A. Lyme disease and its variants have been known throughout the world for at least 120 years (often by different names). There are hundreds of identified strains of the bacteria that cause LD, dozens of them in the U.S. There is proof that prehistoric people were infected with it. Also, patients with LD may have been undiagnosed or misdiagnosed before doctors became more knowledgeable.

However, it does seem that Lyme disease is much more prevalent now than it was in the past. The main “reservoir” for Lyme disease is the white-footed mouse and other small animals. The Lyme spirochetes live in the blood of the mouse and are passed to a tick when it feeds on an infected animal.

The white-tailed deer is a major host for the ticks that carry LD, and the deer ensure that the ticks have a comfortable place to live and breed. Many areas of the U.S. have had a tremendous increase in the deer population in recent years, so there may be many more ticks in these environments. When the deer population is reduced, the tick population declines in a year or two, and the incidence of LD drops.

The loss of diversity in our wildlife means that ticks are more likely to attach to the mice that harbor the Lyme bacteria. Birds are known to transport ticks to new areas.

Q. How many cases of Lyme disease are there really?

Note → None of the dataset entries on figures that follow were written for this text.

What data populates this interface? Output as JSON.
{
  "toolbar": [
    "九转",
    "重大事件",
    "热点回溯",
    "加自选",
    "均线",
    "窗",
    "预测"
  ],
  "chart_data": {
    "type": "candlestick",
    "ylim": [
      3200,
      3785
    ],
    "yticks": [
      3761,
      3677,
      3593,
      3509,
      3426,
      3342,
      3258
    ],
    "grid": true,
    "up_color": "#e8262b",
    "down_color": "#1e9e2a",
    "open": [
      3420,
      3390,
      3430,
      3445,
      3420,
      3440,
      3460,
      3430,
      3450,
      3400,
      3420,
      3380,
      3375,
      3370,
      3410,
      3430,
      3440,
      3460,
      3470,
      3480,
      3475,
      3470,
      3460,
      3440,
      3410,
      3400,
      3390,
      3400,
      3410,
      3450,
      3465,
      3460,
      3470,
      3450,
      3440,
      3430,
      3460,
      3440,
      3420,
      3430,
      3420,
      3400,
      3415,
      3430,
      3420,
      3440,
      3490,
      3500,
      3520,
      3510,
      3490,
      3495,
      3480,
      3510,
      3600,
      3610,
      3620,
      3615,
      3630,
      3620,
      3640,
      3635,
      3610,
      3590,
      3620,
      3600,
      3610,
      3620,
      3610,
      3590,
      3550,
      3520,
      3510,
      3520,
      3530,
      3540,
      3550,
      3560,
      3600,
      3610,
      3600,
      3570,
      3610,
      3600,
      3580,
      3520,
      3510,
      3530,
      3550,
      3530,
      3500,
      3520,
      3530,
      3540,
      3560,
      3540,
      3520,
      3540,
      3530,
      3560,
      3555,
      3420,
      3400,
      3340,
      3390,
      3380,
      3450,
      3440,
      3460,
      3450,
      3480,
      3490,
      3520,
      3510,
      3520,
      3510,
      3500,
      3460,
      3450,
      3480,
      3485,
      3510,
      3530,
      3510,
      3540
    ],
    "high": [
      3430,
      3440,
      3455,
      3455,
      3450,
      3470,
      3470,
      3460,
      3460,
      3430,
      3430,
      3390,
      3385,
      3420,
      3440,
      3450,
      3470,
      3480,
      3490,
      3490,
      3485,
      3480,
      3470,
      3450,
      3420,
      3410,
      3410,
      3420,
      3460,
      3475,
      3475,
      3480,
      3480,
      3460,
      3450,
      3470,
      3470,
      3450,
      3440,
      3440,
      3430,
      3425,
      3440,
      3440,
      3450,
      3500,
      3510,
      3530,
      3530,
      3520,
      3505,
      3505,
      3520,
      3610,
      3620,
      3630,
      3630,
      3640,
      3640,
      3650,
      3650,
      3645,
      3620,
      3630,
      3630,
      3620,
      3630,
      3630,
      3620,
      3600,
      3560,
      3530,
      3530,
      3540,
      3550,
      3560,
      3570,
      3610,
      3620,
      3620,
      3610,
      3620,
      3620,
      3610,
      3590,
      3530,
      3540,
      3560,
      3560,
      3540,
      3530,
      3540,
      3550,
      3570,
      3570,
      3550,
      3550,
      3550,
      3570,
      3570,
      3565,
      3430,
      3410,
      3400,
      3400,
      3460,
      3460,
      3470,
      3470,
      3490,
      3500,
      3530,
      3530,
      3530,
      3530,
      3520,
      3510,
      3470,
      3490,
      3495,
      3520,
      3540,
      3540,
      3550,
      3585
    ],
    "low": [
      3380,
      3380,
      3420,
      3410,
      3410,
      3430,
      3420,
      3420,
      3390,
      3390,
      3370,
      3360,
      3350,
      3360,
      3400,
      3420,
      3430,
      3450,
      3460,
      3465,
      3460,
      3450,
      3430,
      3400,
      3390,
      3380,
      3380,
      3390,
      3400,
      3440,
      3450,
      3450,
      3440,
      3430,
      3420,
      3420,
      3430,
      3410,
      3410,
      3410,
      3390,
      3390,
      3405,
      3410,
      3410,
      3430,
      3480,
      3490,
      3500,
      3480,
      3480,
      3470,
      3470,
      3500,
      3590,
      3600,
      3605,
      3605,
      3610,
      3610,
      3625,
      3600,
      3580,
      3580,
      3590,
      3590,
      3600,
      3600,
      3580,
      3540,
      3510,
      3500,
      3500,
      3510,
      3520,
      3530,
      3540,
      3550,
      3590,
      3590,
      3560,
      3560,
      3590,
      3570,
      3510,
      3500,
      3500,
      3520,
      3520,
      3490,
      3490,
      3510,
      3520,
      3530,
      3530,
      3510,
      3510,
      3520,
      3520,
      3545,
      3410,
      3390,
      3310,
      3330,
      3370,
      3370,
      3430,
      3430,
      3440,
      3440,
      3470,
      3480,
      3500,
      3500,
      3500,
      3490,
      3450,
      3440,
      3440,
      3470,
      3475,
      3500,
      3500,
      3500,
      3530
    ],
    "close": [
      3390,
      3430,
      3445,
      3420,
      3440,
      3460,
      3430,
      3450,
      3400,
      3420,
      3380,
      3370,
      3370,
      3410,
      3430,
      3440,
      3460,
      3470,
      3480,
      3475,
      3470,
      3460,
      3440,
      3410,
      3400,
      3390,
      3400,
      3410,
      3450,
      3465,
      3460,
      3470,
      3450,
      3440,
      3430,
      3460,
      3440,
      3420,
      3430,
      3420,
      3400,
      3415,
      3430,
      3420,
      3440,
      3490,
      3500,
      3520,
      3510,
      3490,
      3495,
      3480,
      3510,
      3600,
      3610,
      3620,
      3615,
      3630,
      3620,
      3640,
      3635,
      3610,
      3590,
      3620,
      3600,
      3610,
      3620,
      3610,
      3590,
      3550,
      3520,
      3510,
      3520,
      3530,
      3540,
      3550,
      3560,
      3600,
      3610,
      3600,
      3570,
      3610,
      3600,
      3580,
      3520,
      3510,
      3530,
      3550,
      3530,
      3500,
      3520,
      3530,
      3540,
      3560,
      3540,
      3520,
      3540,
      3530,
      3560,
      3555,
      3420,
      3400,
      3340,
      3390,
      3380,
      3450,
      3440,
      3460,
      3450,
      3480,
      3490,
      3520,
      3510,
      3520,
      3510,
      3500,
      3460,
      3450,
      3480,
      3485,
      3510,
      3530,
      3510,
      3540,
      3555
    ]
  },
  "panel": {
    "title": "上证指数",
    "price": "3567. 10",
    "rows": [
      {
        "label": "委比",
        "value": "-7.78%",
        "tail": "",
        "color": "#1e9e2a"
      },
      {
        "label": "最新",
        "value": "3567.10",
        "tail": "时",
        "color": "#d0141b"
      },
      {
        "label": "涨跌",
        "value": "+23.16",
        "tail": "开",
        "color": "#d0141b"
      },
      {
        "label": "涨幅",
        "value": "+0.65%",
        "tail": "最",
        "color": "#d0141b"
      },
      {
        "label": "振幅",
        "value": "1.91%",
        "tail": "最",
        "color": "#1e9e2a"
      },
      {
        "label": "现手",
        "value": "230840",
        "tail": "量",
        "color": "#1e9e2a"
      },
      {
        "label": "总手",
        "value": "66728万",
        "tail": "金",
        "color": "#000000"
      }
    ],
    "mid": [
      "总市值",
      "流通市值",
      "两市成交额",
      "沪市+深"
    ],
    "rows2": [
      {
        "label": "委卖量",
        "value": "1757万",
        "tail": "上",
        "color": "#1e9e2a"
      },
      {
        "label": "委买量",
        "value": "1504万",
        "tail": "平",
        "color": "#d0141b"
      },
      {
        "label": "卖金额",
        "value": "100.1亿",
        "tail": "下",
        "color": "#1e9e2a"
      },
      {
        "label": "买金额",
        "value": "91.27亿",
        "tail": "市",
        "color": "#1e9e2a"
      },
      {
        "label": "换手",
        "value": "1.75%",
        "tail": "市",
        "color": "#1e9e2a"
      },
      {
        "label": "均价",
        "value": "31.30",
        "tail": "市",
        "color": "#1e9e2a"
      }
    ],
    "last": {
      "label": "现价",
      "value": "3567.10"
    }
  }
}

A. No one really knows. Some studies indicate that perhaps only 1 in 75 cases gets into the CDC official statistics. It could be even fewer than that. Many state health departments have decided to only process a portion of the reports, and other states have stopped reporting altogether. We do know that actual number of cases is far, far higher than the 30,000 per year that appear in the CDC statistics.

Research by the CDC in 2014 indicated that the actual number of cases is between 300,000 and 420,000 annually.

Q. Why don't doctors know more about Lyme disease?

A. Some doctors are very up-to-date on the latest research on LD, but many are not. Many doctors are taught that LD is rare and easily-cured and they may not think that it is a serious disease. With thousands of diseases and conditions to learn about, Lyme doesn’t seem to rank very high with the majority of doctors, even though it is the most common vector-borne (insect transmitted) infectious disease in the U.S. Nevertheless, it is a major medical problem in the U.S., resulting in billions of dollars in expenses and lost time from work.

Q. What can be done to address these issues of poor tests and uninformed doctors?

A. Organizations such as the International Lyme and Associated Diseases Society (ILADS, an organization of LD health professionals), the Lyme Disease Association, the Lyme Disease Association of Southeastern Pennsylvania, LymeDisease.org, and many others have programs that are aimed at educating the public and doctors on the latest information about the disease. These organizations support state and federal legislation that would fund research into prevention, more accurate tests, and improved treatments for Lyme disease and co-infections.